Of course, he’s wrong, though not completely. He correctly talks about incentives. But then makes a jump to suggest that there is no money to research how to accomplish this. Also, he says, this is a very complex and specialized problem.
Research is not needed. Use of proper tools and programming languages is. Tools exist to tighten up code and find possible problems. Also, it is not specialized. Poorly written software crashes all the time. We are used to it. But, it is not unique to security. Sometimes a buffer overflow results in a system hang. Other times it allows an exploit.

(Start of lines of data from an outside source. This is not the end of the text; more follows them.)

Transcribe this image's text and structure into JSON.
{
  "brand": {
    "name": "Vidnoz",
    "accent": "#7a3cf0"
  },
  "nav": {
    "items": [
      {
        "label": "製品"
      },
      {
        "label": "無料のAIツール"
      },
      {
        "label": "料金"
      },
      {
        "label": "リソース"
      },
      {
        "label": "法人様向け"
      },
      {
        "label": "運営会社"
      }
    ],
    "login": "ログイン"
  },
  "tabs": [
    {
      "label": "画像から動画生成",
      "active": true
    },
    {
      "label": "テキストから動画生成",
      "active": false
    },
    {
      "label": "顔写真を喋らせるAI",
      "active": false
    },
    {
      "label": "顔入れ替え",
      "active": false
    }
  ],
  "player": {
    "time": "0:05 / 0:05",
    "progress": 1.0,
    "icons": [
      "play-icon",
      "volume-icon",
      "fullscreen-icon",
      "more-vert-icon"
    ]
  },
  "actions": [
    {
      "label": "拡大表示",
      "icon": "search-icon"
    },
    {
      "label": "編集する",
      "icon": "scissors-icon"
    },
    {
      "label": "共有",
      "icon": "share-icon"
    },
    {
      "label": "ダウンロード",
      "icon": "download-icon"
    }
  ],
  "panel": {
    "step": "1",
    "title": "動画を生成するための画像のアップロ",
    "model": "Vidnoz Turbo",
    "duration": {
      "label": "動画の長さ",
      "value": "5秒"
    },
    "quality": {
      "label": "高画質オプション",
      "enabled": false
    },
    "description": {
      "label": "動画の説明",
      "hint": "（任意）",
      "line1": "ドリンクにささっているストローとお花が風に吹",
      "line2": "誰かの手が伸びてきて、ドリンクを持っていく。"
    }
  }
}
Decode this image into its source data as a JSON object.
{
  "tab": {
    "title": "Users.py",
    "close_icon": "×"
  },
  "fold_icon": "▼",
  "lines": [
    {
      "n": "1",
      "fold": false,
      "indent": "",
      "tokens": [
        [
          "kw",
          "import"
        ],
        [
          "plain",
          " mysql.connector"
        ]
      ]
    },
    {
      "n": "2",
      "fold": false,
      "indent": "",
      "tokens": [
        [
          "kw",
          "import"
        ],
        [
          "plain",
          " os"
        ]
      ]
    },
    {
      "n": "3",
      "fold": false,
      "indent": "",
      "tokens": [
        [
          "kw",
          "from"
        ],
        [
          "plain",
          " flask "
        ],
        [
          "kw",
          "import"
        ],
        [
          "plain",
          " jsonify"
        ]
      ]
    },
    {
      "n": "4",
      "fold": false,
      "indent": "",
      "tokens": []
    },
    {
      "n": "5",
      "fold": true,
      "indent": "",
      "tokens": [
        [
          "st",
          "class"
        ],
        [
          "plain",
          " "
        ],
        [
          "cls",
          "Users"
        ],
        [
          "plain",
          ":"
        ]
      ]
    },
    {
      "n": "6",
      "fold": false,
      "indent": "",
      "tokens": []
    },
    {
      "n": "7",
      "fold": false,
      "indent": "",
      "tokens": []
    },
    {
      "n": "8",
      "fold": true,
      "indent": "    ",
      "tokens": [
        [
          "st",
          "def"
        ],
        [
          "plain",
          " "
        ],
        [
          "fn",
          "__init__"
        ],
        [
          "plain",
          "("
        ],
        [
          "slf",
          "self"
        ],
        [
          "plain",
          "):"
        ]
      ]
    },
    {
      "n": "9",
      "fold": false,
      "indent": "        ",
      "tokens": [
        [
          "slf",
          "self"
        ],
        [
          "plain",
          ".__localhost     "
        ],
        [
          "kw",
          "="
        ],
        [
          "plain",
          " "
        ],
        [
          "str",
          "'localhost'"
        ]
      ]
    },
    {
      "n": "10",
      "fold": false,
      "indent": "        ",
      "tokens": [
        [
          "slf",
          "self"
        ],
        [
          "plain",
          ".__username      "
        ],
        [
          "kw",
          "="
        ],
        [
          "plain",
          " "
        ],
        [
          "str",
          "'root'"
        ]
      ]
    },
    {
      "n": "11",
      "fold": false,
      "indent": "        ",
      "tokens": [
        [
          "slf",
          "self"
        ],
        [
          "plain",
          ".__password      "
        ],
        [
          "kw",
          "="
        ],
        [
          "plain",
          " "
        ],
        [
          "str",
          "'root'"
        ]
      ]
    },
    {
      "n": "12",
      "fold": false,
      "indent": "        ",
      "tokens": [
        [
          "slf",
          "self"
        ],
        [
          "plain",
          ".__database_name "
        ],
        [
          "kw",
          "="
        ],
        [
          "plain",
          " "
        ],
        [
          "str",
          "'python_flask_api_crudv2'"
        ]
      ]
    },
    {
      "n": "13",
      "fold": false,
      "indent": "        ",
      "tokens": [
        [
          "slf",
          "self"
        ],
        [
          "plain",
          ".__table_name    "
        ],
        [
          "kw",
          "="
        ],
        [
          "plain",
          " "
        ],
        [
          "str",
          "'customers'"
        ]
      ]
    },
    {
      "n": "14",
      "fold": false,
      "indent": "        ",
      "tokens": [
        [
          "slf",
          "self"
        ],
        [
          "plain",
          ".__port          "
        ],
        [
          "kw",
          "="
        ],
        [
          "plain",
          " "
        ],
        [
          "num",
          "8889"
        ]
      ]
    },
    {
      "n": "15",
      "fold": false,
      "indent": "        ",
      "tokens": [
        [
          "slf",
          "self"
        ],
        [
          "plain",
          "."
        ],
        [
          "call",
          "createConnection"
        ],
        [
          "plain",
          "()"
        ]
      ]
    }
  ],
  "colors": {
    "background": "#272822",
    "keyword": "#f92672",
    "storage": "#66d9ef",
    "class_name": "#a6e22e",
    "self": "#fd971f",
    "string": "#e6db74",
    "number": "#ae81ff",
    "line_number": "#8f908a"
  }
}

While I disagree with his claim that “Secure coding is yet another silver bullet,” I agree that “Risk reduction is all about reducing vulnerabilities, mitigating threats and lowering event costs.” Andy doesn’t believe that secure coding is part of the solution, except theoretically. I believe it can be.
Check out his column at the above-cited URL and look for discussions elsewhere on it at seclists.org, or by using your favorite search engine and looking for the title of his column.